A German Tale - How Not Reforming Stabilised Public Debt

The German chancellor Merkel likes to call the austerity policy in southern Europe "necessary and in part painful reforms". She claims that the policies are "without any alternative". Merkel has had big plans for reforms in Germany itself after the last election, but non of those became law. Still the country has achieved a budget surplus in the first half of 2013.


According to destatis, the general government surplus, which includes federal, state, and township budgets, was €8.5 billion for the first half of 2013. The federal government was able to reduce its deficit by € 6 billion compared to the same period of last year to now -2.2 billion euros. But, this was not achieved through painful cuts, instead the expenditures increased at a lower rate than the income. Compared to last year, the general government spent 2.7 percent more.

In fact Germany did engage in a few reforms. For example, there was a mandatory quarterly fee when visiting a doctor of €10, which was cut, also the pension fund contribution of workers was reduced by 0.7 percent, while the pensions were only modestly increased.
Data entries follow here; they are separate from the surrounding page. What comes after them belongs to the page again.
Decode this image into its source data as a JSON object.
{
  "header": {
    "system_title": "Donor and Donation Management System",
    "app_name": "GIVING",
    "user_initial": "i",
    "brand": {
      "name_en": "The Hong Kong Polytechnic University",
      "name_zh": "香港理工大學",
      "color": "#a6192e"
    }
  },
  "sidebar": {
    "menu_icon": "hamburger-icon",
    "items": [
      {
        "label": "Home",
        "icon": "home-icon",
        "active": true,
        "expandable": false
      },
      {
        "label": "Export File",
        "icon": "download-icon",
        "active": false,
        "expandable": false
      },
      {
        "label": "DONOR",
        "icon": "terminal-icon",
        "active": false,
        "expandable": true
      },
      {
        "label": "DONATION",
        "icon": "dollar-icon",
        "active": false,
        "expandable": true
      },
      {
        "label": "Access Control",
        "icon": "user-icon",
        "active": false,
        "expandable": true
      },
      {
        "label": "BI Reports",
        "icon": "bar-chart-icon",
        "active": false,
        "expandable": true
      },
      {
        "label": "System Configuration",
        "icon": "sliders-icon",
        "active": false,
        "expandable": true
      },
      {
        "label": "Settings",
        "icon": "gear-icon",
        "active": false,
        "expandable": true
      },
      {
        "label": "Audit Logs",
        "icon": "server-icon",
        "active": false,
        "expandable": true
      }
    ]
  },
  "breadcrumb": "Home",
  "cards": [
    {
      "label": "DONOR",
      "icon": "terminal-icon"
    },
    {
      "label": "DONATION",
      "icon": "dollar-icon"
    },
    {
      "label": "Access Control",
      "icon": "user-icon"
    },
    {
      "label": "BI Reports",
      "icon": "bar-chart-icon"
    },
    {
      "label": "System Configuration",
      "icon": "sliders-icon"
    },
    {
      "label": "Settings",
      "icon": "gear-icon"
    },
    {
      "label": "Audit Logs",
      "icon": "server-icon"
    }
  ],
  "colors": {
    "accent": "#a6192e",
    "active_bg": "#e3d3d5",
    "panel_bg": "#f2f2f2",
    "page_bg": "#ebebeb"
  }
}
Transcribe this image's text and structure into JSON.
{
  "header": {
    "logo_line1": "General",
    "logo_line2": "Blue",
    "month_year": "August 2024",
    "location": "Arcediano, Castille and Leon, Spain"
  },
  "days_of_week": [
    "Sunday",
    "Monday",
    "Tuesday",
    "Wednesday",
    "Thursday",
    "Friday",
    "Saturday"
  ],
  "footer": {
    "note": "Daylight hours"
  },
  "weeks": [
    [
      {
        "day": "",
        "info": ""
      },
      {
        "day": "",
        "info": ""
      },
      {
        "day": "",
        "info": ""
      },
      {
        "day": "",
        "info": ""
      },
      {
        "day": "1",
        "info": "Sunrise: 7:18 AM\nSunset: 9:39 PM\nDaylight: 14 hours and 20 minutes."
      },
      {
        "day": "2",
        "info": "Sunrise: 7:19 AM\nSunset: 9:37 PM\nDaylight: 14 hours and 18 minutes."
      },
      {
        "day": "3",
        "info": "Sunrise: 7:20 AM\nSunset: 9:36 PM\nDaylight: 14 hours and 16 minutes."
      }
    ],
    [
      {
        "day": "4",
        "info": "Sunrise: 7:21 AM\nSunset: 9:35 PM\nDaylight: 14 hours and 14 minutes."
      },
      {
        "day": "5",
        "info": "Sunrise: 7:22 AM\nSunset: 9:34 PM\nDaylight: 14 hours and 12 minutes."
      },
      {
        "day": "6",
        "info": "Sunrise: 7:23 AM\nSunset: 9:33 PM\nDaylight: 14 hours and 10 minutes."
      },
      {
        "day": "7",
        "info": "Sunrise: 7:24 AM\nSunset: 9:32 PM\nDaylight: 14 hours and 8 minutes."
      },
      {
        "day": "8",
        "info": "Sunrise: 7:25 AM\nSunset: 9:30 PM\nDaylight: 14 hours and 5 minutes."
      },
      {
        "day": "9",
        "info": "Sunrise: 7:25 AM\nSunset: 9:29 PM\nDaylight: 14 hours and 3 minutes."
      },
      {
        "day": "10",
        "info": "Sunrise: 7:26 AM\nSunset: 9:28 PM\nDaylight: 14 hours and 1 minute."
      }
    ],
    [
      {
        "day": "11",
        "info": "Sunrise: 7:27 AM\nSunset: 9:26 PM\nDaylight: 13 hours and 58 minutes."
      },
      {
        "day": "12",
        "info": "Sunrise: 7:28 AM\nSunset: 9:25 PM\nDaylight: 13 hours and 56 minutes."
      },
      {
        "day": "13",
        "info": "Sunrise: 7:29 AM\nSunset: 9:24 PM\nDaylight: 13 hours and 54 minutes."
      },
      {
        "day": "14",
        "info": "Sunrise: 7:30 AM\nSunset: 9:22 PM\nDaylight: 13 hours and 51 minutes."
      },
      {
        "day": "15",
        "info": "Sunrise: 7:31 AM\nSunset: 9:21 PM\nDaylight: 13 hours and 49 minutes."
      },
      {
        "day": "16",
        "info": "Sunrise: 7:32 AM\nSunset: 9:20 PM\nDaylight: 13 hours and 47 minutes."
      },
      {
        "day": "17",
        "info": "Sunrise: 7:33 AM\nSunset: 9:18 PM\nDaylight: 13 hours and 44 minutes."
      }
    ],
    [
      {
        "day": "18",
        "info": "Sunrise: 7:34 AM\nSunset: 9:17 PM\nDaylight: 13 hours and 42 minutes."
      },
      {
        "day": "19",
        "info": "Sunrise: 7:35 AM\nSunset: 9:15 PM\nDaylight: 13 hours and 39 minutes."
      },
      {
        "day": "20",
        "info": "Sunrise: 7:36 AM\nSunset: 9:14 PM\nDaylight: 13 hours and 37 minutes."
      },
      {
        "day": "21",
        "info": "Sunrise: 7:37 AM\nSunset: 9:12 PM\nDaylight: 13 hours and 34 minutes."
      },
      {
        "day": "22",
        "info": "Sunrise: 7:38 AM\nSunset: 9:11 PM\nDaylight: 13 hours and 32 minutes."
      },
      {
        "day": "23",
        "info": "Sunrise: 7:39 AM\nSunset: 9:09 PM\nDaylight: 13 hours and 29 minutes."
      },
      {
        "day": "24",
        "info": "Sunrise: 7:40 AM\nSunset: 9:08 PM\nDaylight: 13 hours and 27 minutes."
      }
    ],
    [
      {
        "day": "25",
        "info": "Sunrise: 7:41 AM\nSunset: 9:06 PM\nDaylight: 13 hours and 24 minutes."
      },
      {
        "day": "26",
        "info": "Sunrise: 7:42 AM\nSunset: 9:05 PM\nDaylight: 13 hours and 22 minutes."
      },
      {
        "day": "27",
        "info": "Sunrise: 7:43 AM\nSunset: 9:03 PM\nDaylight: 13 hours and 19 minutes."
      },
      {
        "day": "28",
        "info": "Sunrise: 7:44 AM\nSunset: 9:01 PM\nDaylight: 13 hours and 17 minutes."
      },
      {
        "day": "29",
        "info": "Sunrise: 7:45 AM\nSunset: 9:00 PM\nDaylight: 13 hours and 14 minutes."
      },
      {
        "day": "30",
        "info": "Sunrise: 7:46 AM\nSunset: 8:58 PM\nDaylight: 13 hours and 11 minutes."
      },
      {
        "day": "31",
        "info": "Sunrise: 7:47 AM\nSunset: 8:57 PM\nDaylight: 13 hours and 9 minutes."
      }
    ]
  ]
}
Non of those were painful, they were corrections to over-shooting of reforms in the last decade.

Instead of getting closer to a balanced budget through painful cuts, the Government consumption expenditure increased slightly, compared to the end of 2011 (careful with the graph, the y-axis begins at 99 % to show the small increase to 103.3 percent).

Germany shows - that in a recession - the best path is to engage in substantial stimulus (especially Kurzarbeit helped to prevent significant unemployment increases) to first get growth, and therefore employment back on track. The increased government income will then help stabilize the budget. After that one should think about which reforms are necessary, in fact the German experience showed, that once the economy had stabilized again, no painful reforms were needed. It was actually possible to increase pensions slightly in eastern Germany while cutting the contribution by 0.7 percent, and only slightly lowering pensions (increase below inflation) in the western states. The damage caused to the economy of Greece, Spain, and Portugal by gutting the welfare state (painful reforms) will take at least a decade to repair. Greek GDP will probably not get back to 2007 levels before the 20ies. Painful reforms did not yield any economic gains.